Kadınların erkeklerle aynı haklara sahip olma mücadelesinin tarihi 1789 Fransız devrimine kadar uzanıyor. Devrimle birlikte oluşturulan Fransız Ulusal Meclisinde, İnsan Hakları Evrensel Bildirgesi’nin temelini oluşturan “İnsan ve Yurttaş Hakları Bildirgesi” okundu. Ancak bu metinde yer alan insan (homme) sözcüğünün sadece erkekleri kastettiğini söyleyen Fransız yazar ve aktivist Olympe De Gouges, 1791 yılında İnsanlık tarihinde ilk kadın hakları bildirgesi olan “Kadın ve Kadın Yurttaş Hakları” bildirgesini yayımlamış; “Toplumsal Cinsiyet Eşitliğini” savunmuş ve Fransız Devrimi’nin kadınlara karşı duyarsızlığını eleştirmiştir. Bu nedenle Olympe De Gouges Kadın Hakları mücadelesini ilk olarak başlatan ve hiç unutulmaması gereken bir isim olarak tarihe geçmiş; ancak ne yazık ki yazdığı “Kadın Hakları Bildirgesi” nedeni ile 1793 yılında ölüm cezasına çarptırılmıştır.(1, Avukat Nil Tunca: 8 Mart Dünya Emekçi Kadınlar Gününün Düşündürdükleri)

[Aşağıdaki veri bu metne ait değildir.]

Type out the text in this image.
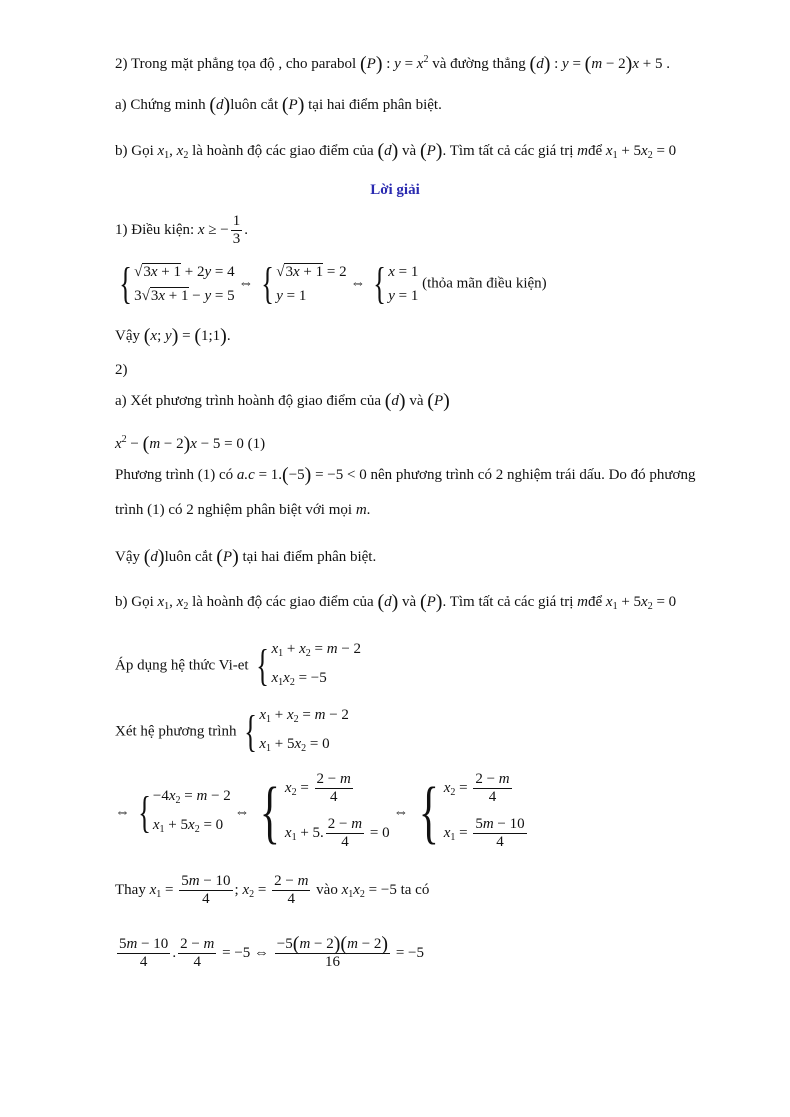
2) Trong mặt phẳng tọa độ , cho parabol (P) : $y = x^2$ và đường thẳng (d) : y = (m − 2)x + 5 .
a) Chứng minh (d)luôn cắt (P) tại hai điểm phân biệt.
b) Gọi $x_1$, $x_2$ là hoành độ các giao điểm của (d) và (P). Tìm tất cả các giá trị mđể $x_1 + 5x_2 = 0$
Lời giải
1) Điều kiện: x ≥ − $\frac{1}{3}$ .
{ √3x + 1 + 2y = 4
3√3x + 1 − y = 5
⇔ { √3x + 1 = 2
y = 1
⇔ { x = 1
y = 1
(thỏa mãn điều kiện)
Vậy (x; y) = (1;1).
2)
a) Xét phương trình hoành độ giao điểm của (d) và (P)
$x^2 - (m - 2)x - 5 = 0$ (1)
Phương trình (1) có a.c = 1.(−5) = −5 < 0 nên phương trình có 2 nghiệm trái dấu. Do đó phương
trình (1) có 2 nghiệm phân biệt với mọi m.
Vậy (d)luôn cắt (P) tại hai điểm phân biệt.
b) Gọi $x_1$, $x_2$ là hoành độ các giao điểm của (d) và (P). Tìm tất cả các giá trị mđể $x_1 + 5x_2 = 0$
Áp dụng hệ thức Vi-et { $x_1 + x_2 = m - 2$
$x_1x_2 = -5$
Xét hệ phương trình { $x_1 + x_2 = m - 2$
$x_1 + 5x_2 = 0$
⇔ { $-4x_2 = m - 2$
$x_1 + 5x_2 = 0$
⇔ { $x_2 = \frac{2 - m}{4}$
$x_1 + 5$. $\frac{2 - m}{4} = 0$
⇔ { $x_2 = \frac{2 - m}{4}$
$x_1 = \frac{5m - 10}{4}$
Thay $x_1 = \frac{5m - 10}{4}$ ; $x_2 = \frac{2 - m}{4}$ vào $x_1x_2 = -5$ ta có
$\frac{5m - 10}{4}$ . $\frac{2 - m}{4} = -5$ ⇔ $\frac{-5(m - 2)(m - 2)}{16} = -5$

Bugünden bakıldığında temel insan hak ve özgürlüklerinin; laik, demokratik ve sosyal hukuk devleti güvencesi ile “doğal” ve “olağan” parçası kadın haklarının tarihteki ilk halelerinden birinde ne yazık ki ölüm yer alıyor. Kadınların mücadelesi, 19.yüzyıl ortalarında ABD’nin New York kentinde haksızlığa karşı giriştikleri grev esnasında 123 kadın işçinin hayatını kaybetmesi ile ölümsüzleşirken, Clara Zetkin’in emekçi 123 kadını anma adımı 1910 yılında 8 Mart tarihi ile taçlanmıştır. 1921’deki Üçüncü Enternasyonal Kadınlar Toplantısı, “Dünya Emekçi Kadınlar Günü” adını tarihe kazırken, iki büyük savaş döneminde bazı ülkeler anmayı yasakladı. En nihayetinde 1977 yılı sona ererken Birleşmiş Milletler, “Dünya Kadınlar Günü” olarak 8 Mart’ı kabul etti.
Dünyadaki seyrine paralel Türkiye’de de 19.yüzyıldan itibaren kadınların hak arayışı ve talebi, mücadeleler tarihi içerisindeki yerini aldı. 100 yılı geride bırakan Cumhuriyetimiz de dahil olmak üzere ülkemizde ve yer yüzünün her yanında kadının ve kadın emeğinin toplumsal ilerleme eksenindeki rolü yadsınamaz. Ancak bugün hem ilerleme hem de kadınların önünde halen büyük engeller bulunuyor.
8 Mart Dünya Emekçi Kadınlar Günü, hakiki bir adalet ve özgürleşme zemininde tüm toplumları ve ayırt etmeksizin tüm insanları buluşturma adına “bir günle sınırlanmayacak” önem ve anlamdadır. Engelleri aşmada da esin kaynağı olmaya devam edecektir.